Starfish is dedicated to the memory of White’s late friend Sayako ‘Grace’ Robinson (who used to exchange mixtapes with him), and all White’s profits from the film are going to Cancer Research (the fictive Grace was also killed by cancer). So it seems clear that this is a deeply personal project (“based on a true story”, as text informs us at the beginning), allowing White, like Aubrey, to process feelings through darkly imaginative fiction.

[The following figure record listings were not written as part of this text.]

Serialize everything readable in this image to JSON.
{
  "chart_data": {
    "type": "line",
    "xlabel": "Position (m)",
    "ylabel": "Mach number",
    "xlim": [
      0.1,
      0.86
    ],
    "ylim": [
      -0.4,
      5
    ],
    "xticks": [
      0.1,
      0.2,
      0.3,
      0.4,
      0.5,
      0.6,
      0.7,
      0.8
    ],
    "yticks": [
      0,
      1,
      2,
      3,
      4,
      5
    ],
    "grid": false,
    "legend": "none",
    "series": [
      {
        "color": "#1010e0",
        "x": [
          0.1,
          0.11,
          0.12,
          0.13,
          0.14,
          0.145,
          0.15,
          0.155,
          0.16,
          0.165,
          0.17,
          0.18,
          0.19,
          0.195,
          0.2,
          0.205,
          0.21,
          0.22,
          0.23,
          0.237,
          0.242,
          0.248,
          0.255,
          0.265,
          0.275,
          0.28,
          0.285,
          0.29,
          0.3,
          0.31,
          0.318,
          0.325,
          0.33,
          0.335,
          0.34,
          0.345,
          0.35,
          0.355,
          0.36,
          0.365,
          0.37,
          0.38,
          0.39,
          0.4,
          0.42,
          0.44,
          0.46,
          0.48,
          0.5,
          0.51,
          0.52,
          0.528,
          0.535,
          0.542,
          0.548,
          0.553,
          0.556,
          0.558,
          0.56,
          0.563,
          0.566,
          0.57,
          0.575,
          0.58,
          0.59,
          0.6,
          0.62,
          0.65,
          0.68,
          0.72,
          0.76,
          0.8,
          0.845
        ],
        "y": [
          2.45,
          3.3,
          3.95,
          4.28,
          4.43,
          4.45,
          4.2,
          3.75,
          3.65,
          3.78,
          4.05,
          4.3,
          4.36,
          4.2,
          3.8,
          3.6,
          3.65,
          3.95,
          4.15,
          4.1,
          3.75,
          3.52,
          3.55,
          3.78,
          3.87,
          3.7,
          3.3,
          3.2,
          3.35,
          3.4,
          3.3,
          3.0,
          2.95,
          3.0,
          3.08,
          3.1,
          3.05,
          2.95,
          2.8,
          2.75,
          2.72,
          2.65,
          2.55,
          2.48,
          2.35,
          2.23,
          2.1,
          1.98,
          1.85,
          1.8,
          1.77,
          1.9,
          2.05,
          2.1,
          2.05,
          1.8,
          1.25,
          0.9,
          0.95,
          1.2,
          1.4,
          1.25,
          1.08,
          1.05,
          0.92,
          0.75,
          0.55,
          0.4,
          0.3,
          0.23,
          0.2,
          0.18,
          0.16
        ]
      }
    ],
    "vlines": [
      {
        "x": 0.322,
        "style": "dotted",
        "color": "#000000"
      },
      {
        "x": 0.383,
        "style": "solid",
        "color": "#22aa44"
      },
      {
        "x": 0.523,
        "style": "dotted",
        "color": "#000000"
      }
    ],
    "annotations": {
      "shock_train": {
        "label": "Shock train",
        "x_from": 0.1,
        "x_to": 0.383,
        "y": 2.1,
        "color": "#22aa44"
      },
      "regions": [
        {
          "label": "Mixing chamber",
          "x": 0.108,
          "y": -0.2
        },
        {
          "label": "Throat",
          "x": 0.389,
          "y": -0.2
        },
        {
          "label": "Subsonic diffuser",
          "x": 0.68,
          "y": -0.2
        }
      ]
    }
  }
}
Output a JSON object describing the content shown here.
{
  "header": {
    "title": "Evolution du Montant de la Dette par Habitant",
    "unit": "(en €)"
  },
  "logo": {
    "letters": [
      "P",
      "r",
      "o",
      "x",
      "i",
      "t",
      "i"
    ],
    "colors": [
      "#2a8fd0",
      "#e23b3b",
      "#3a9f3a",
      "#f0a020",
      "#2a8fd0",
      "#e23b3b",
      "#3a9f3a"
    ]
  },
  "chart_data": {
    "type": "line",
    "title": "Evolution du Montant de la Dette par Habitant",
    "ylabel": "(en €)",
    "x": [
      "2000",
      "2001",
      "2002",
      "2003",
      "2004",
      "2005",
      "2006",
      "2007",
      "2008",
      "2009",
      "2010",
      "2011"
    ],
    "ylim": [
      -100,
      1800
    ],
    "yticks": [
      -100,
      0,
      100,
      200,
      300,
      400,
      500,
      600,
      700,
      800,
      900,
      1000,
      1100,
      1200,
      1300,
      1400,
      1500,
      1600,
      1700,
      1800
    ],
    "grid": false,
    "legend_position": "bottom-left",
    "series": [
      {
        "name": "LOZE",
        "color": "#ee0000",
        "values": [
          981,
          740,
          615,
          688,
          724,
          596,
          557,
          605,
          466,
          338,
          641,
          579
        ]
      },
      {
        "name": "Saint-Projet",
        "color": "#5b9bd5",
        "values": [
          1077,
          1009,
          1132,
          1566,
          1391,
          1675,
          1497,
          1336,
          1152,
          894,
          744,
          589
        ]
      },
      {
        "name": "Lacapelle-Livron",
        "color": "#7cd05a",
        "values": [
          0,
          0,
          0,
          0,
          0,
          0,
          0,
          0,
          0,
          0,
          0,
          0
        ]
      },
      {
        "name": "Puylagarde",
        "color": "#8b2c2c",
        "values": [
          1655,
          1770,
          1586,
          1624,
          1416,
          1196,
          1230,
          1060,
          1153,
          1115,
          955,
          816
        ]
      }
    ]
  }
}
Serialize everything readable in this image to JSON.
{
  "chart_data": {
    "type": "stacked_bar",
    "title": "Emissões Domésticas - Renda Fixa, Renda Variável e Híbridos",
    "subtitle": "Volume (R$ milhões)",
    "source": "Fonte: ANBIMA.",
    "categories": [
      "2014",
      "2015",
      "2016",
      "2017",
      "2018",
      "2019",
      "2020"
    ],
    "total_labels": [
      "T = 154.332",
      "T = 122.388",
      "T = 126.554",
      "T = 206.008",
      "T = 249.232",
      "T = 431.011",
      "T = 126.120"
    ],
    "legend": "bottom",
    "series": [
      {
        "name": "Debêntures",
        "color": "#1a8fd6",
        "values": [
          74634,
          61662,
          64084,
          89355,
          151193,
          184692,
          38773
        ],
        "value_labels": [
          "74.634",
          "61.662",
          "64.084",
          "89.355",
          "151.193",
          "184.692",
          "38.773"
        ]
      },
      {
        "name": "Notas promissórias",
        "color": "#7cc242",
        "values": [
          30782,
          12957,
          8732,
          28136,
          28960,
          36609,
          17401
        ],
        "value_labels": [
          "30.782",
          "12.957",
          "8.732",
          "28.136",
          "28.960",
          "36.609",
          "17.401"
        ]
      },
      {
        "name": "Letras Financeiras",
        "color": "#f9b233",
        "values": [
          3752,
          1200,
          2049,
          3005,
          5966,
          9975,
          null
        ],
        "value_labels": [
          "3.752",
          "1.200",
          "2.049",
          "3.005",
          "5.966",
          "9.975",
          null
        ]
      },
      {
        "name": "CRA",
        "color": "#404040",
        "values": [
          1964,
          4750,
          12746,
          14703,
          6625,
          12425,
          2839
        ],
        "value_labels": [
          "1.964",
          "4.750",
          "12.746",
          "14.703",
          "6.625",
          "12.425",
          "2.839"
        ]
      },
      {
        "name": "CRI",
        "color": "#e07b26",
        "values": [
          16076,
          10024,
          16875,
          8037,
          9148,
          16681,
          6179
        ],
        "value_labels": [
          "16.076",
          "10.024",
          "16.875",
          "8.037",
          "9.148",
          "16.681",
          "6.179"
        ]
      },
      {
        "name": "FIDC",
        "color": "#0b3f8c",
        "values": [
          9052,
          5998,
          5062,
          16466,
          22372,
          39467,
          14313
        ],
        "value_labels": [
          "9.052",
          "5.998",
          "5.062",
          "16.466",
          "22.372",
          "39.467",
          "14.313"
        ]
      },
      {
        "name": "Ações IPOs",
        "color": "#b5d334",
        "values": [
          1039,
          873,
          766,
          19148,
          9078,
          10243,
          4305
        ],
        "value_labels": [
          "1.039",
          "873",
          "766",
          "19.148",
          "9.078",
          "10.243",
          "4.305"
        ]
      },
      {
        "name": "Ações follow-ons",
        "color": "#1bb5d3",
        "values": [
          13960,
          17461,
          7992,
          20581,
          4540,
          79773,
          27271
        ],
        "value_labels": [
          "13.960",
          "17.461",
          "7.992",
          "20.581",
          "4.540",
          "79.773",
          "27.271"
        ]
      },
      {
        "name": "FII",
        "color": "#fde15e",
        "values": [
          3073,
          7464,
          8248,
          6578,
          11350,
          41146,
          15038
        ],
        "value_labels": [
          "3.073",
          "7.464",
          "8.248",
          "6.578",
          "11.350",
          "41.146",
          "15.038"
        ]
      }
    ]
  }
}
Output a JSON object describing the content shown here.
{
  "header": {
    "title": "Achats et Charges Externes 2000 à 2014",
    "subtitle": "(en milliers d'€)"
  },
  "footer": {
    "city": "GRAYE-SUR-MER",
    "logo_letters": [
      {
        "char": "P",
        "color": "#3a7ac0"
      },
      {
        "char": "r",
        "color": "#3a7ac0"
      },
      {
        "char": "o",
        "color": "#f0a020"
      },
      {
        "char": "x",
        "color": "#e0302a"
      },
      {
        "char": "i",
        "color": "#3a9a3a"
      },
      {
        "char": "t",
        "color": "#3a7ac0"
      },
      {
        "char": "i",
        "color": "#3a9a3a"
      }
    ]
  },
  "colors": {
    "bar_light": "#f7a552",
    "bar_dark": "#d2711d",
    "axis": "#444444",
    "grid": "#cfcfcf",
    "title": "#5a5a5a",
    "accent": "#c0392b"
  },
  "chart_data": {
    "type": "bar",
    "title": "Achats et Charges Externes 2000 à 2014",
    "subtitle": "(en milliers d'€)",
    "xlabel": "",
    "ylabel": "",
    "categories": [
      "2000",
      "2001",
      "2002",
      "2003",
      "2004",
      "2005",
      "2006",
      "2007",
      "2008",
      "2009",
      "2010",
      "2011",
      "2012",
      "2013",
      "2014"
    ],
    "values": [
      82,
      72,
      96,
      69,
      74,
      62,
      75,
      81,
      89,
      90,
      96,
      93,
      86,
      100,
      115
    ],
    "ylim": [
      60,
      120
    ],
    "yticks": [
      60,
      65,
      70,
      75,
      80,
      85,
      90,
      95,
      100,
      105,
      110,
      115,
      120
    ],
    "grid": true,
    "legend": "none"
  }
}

The result merges the alienating awe of Monsters (2010), the soundwave-borne societal collapse of The Signal (2007), the guilt-ridden personal demons of After (2012) and the end-of-days emotional armageddon of Melancholia (2011), into a strange, moody and ultimately profoundly moving subjectification of grief’s effects. All this is orchestrated to a killer playlist that opens the floodgates to release the painful, the harrowing and the repressed. It is a beautifully, achingly sad film where horror and sci-fi merely modulate those feelings which it is hard for us to confront directly.
Summary: A.T. White’s beautiful, sad film uses apocalyptic genre tropes as an expressive tool for the isolating, dissociative processes of grief.